The recent hearings of the Gomery Commission in Montreal have produced testimony damaging to the Liberal Party, particularly those in it associated with Jean Chrétien. It also led to the following by no means unique observation from Lawrence Martin in the March 24, 2005 edition of the Globe and Mail:
“It has become clear to every Liberal in the party that one of the worst decisions made by Prime Minister Paul Martin was the calling of an inquiry into the sponsorship scandal.... When Auditor-General Sheila Fraser’s report came out last year, Mr Martin had an option. He could have - to use his own words - swept it under the rug. He could have said it’s old era stuff, the police are investigating, no inquiry is needed. He would have been hit with a week or two of scathing headlines, but not much more.”
This argument has been advanced by many journalists before. It is not new. But whenever I see it again, I am reminded of just how utterly stupid and clueless most of our Ottawa commentariat really is.
Paul Martin made mistakes when he responded to the sponsorship scandal, but appointing the inquiry itself (Gomery himself was a very poor choice for Commissioner) was not one of them. He was lucky that he responded as quickly as he did. So far the scandal has not dragged down his government in part because he was able to distance himself very quickly from the Chrétien government when the scandal broke . The danger for Martin is that some fact rooted out by the investigation will still somehow link him personally to the scandal, although there is no sign of that so far.

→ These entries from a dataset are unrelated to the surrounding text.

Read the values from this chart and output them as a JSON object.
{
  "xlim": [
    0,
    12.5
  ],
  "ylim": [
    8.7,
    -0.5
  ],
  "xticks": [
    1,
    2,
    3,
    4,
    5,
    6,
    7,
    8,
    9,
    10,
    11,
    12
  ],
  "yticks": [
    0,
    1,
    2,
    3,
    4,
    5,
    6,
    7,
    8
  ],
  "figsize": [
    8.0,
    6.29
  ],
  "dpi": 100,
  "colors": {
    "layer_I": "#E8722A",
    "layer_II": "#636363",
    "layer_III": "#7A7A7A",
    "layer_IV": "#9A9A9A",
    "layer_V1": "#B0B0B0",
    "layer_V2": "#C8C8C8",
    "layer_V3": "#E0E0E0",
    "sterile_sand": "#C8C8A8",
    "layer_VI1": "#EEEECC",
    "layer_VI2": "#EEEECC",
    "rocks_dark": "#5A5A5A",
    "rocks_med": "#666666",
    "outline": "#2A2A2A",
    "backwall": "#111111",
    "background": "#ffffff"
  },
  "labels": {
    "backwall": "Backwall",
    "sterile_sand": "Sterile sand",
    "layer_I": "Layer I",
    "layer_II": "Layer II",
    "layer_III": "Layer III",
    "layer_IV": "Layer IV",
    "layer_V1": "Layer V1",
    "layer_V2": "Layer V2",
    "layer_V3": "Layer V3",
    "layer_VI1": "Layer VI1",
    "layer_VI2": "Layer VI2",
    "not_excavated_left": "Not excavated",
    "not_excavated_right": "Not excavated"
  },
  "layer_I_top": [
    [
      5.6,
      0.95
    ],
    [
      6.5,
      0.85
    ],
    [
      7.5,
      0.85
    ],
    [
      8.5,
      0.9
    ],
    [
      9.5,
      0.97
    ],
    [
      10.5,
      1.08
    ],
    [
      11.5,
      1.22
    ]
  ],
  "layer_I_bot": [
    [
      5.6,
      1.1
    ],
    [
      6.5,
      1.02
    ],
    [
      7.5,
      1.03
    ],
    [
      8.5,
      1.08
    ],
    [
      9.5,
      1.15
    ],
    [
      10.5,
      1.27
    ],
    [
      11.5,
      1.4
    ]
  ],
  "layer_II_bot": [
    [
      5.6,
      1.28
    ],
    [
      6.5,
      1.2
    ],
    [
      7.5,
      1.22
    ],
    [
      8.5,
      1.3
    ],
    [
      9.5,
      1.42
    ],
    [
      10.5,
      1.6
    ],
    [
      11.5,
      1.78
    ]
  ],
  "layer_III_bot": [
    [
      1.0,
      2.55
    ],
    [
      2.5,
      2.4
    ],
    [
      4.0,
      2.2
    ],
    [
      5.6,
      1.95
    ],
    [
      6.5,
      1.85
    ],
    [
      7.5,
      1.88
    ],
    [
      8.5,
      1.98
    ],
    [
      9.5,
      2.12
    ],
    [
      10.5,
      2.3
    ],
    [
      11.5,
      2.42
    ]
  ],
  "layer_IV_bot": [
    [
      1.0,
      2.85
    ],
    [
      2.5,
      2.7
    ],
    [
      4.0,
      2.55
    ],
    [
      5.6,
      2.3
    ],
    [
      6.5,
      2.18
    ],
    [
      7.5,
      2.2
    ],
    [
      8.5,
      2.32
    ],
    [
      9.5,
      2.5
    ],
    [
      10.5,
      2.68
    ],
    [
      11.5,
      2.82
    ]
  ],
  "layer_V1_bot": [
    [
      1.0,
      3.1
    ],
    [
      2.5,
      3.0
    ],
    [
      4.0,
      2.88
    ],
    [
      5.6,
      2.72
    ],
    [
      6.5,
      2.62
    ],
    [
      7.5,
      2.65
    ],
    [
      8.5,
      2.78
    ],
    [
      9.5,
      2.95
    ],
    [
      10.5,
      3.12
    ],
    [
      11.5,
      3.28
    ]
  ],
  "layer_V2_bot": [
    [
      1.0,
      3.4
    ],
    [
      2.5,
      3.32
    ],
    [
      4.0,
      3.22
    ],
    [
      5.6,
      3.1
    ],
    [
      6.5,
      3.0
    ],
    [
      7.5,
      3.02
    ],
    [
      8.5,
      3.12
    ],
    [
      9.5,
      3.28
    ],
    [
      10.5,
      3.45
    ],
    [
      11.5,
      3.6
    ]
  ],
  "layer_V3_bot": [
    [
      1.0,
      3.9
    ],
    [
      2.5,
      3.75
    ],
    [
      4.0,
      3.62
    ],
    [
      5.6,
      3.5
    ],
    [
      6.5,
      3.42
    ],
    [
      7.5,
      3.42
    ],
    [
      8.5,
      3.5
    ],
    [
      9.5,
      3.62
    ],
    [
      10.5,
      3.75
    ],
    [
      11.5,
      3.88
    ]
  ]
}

He has been and will continue to be hurt by Quebec’s hostile reaction to the very idea of using federal money to intervene in the sovereignty debate, and to that society’s embarrassment over the presence of scandal in a social and political system most had to come to regard as very clean.
Most now forget, but the AG’s report came out on Tuesday, February 10, 2005. By the following Saturday, the Globe published a Reid poll showing a collapse in Liberal support. That means there was an instantaneous and overwhelmingly negative public reaction the government could not ignore. With the opposition smelling Liberal blood, the notion that they and the headline writers would have given up on this story after a “week or two of scathing headlines” is absolutely, completely crazy. Not appointing an inquiry communicates that you have something to hide, not exactly a message designed to restore public trust.
What baffles me is how often this contention of Lawrence Martin seems to be repeated as a kind of self-evident truth. The Reid poll numbers, relased just three days after the scandal broke, flatly contradict this lunacy.